Cammaert, who was 11 for 34 from three-point range last year, moved into the national lead by hitting all four of his treys in last Saturday's 71-61 win over Niagara.
"I was never like, 'All right guys, I'm hot. Here we go. Let's roll,' " he said. I thought I picked my spots well and their guys were worried about me driving too."
Cammaert leads the Griffs in scoring, averaging 15.6 points. He hit for 9.3 last year.
"I'm a little more confident and relaxed with my shot because last year was more of a feeling out year," he said. "This year, I've built a nice comfortable motion and let the ball go when I reach the top of my jump."
The Griffs hope to find more of a comfort zone tonight against a Providence team that has handed them 28- and 27-point drubbings in Rhode Island the last two years. The Friars (2-3) lost five of their top seven players from last year's 24-10 team that took national champion Arizona to overtime in the Southeast Regional final. They own wins over Vermont and Brown, and losses to Boston College, Utah and Rhode Island.

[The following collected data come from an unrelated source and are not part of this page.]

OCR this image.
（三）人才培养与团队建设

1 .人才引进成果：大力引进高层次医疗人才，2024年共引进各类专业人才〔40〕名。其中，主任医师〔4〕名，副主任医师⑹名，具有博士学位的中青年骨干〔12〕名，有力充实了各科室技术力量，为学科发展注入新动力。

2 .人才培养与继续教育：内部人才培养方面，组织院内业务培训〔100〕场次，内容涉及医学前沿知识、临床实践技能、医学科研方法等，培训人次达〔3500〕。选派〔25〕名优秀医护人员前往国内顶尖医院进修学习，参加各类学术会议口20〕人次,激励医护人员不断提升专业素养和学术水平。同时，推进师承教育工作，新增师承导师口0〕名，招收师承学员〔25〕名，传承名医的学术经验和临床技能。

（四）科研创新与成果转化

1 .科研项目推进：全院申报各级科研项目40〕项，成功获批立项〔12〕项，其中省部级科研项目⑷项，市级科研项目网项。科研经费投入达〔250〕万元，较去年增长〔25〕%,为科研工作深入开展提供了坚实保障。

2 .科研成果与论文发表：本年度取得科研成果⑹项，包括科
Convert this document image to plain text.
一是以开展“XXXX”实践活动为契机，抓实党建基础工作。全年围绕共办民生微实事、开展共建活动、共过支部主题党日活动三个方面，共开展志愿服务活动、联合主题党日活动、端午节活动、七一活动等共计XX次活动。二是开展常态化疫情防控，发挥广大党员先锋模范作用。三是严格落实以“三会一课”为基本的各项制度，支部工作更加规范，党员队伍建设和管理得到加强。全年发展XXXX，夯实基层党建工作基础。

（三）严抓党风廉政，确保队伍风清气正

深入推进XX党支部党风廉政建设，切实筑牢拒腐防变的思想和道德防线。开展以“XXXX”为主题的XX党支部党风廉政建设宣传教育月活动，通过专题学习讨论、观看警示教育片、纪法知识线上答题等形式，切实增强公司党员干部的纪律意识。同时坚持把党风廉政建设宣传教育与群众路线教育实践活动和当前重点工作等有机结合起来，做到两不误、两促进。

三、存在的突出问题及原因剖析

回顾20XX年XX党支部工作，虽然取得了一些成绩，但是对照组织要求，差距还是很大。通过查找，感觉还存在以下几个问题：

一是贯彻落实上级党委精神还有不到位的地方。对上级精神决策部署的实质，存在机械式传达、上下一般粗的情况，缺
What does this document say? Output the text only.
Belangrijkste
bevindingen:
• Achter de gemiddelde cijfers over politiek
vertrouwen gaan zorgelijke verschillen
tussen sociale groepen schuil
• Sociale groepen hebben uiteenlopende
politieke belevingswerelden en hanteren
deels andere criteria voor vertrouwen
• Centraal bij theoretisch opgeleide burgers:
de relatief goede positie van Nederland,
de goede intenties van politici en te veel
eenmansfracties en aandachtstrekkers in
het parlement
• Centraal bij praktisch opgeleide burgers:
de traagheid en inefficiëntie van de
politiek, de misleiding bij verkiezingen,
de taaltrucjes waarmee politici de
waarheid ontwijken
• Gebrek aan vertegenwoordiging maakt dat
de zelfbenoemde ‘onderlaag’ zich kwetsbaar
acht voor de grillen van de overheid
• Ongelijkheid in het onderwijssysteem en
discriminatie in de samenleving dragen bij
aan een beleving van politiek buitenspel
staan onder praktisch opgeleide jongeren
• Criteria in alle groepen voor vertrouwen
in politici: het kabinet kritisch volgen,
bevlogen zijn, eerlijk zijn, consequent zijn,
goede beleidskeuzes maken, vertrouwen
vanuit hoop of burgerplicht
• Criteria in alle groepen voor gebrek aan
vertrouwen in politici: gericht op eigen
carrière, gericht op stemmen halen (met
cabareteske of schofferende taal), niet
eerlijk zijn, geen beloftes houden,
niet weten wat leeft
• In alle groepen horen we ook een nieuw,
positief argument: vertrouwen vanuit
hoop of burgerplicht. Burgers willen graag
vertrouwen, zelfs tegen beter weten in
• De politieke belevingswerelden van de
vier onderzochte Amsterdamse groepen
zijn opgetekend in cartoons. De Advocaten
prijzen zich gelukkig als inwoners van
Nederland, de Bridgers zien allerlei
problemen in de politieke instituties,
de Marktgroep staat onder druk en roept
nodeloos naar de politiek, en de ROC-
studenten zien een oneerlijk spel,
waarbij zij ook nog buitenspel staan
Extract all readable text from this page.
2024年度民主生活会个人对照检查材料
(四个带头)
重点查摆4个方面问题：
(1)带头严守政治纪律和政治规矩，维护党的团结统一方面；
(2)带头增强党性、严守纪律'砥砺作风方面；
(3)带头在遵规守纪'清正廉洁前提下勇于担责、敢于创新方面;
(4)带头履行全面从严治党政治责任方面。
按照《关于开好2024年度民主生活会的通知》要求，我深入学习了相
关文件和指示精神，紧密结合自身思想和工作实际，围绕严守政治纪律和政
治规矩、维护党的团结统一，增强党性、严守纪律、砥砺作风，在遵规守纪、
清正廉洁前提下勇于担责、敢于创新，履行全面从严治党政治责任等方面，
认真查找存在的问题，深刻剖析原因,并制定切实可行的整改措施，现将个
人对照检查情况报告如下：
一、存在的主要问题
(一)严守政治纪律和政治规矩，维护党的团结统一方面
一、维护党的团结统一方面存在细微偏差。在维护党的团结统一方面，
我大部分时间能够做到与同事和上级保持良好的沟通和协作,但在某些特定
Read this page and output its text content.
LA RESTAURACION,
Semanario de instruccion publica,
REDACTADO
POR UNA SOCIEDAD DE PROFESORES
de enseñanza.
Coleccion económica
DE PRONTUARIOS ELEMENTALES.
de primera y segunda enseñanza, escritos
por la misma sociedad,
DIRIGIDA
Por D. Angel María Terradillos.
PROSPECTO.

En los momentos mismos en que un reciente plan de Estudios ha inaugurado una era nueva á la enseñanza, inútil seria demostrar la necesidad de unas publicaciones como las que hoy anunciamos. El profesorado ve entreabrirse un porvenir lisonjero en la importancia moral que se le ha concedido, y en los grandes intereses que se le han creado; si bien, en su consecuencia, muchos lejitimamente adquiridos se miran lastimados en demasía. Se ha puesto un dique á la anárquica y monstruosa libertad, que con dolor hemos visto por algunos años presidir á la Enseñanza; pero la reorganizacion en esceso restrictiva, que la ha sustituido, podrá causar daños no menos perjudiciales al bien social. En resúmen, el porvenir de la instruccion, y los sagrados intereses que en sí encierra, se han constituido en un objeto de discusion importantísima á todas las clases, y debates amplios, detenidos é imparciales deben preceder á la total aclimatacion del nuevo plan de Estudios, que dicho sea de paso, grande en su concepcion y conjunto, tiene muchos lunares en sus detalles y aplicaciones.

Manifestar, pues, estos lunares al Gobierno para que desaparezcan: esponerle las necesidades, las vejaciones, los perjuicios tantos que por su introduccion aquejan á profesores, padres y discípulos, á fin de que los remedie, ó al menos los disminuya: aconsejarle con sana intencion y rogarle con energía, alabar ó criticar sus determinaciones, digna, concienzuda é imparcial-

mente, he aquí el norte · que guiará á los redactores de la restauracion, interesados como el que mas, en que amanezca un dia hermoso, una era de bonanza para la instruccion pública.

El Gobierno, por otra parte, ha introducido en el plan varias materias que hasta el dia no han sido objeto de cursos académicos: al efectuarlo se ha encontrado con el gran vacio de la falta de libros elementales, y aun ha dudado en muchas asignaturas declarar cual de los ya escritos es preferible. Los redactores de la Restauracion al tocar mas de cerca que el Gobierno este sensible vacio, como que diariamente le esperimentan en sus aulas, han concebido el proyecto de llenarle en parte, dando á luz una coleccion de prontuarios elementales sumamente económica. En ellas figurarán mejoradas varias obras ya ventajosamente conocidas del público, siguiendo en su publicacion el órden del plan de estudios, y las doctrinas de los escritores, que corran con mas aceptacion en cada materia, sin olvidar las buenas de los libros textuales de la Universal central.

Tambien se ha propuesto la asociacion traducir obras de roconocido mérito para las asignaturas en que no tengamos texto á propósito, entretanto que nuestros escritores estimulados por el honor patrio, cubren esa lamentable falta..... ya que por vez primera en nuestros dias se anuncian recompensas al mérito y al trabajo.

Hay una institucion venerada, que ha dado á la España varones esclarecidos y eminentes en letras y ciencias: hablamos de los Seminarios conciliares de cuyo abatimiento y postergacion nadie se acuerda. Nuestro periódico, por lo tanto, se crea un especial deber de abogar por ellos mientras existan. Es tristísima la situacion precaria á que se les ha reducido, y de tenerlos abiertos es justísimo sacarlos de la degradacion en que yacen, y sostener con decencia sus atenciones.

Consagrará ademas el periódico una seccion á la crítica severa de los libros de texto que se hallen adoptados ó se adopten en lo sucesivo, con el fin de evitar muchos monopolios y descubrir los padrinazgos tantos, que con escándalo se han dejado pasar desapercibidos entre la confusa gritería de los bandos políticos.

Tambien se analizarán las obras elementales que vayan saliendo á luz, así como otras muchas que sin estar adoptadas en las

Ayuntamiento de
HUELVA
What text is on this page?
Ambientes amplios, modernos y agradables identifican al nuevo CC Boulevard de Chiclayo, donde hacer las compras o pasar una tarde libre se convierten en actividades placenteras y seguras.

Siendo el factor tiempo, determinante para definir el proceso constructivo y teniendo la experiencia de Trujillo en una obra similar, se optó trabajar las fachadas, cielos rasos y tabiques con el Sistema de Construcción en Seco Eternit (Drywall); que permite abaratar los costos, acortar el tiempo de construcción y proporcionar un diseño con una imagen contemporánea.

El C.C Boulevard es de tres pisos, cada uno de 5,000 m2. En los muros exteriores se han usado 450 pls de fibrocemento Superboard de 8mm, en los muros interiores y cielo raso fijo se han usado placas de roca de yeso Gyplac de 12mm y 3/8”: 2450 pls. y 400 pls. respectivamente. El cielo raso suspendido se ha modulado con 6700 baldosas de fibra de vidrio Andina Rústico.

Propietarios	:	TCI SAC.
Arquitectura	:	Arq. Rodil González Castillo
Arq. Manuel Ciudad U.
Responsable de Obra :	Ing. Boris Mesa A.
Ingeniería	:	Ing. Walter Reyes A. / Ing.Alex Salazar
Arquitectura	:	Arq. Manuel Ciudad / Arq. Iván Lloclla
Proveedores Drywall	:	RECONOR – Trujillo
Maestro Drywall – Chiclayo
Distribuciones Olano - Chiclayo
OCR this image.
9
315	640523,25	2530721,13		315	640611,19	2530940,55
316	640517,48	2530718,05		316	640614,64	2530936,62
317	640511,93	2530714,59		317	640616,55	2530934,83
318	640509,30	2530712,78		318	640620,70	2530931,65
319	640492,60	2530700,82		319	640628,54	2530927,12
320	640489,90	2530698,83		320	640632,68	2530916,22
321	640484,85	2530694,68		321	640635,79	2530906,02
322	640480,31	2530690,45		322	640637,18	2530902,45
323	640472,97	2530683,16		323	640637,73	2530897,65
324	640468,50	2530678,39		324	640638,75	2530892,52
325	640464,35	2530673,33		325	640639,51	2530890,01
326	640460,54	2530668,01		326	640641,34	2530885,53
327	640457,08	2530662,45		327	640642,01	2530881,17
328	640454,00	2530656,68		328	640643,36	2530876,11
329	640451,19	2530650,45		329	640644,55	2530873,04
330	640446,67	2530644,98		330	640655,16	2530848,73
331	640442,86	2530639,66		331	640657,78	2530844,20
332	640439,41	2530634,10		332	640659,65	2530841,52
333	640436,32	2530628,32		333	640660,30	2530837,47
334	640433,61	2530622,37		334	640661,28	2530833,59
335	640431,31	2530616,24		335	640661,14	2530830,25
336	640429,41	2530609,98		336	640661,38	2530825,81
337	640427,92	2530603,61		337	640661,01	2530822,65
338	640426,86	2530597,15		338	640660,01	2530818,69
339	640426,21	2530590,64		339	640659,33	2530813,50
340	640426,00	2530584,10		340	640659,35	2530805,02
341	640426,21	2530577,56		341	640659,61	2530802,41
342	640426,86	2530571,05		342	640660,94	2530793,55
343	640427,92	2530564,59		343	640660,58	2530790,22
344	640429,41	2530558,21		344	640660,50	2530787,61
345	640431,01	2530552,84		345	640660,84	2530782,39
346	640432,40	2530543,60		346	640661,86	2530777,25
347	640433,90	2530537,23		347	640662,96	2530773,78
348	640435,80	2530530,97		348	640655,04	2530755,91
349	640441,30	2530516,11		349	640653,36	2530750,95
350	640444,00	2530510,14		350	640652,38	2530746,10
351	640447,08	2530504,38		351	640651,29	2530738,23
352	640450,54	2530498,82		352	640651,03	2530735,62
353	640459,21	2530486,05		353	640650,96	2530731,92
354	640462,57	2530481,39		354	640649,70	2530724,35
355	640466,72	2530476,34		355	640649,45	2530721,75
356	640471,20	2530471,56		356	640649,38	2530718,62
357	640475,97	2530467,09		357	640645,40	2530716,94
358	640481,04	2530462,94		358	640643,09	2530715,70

"We know a lot of people who don't normally watch us came out to see the Kentucky game," Cammaert said, referring to an 81-54 Canisius loss Dec. 10. "We're hoping we can play with them (Providence) a little more and maybe take this game down to the wire."
Niagara is 13th in the nation in three-point percentage (43.3) and 14th in overall shooting (51.7) but a 49-of-86 showing at the line in its four losses has been a key handicap. Coach Jack Armstrong pulled no punches this week on a MAAC coaches teleconference when talking about that problem.
"We've tried to approach it in the beginning by saying the law of averages will work itself out, but my approach is getting to the point where I'm starting to say, 'Hey, I'm starting to question your mental toughness,' " Armstrong said. "We started 5 of 14 against Canisius, then made every one (nine in a row) after that. It's like being up, 28-0, in football and now you're coming back against a prevent defense.
"Those statistics are meaningless. When you need to make them, that's when it matters. . . . We've got to get tougher as a basketball team."
Youngstown State has been one of the early-season surprises in the Mid-Con, with one of its wins coming on the road against Duquesne.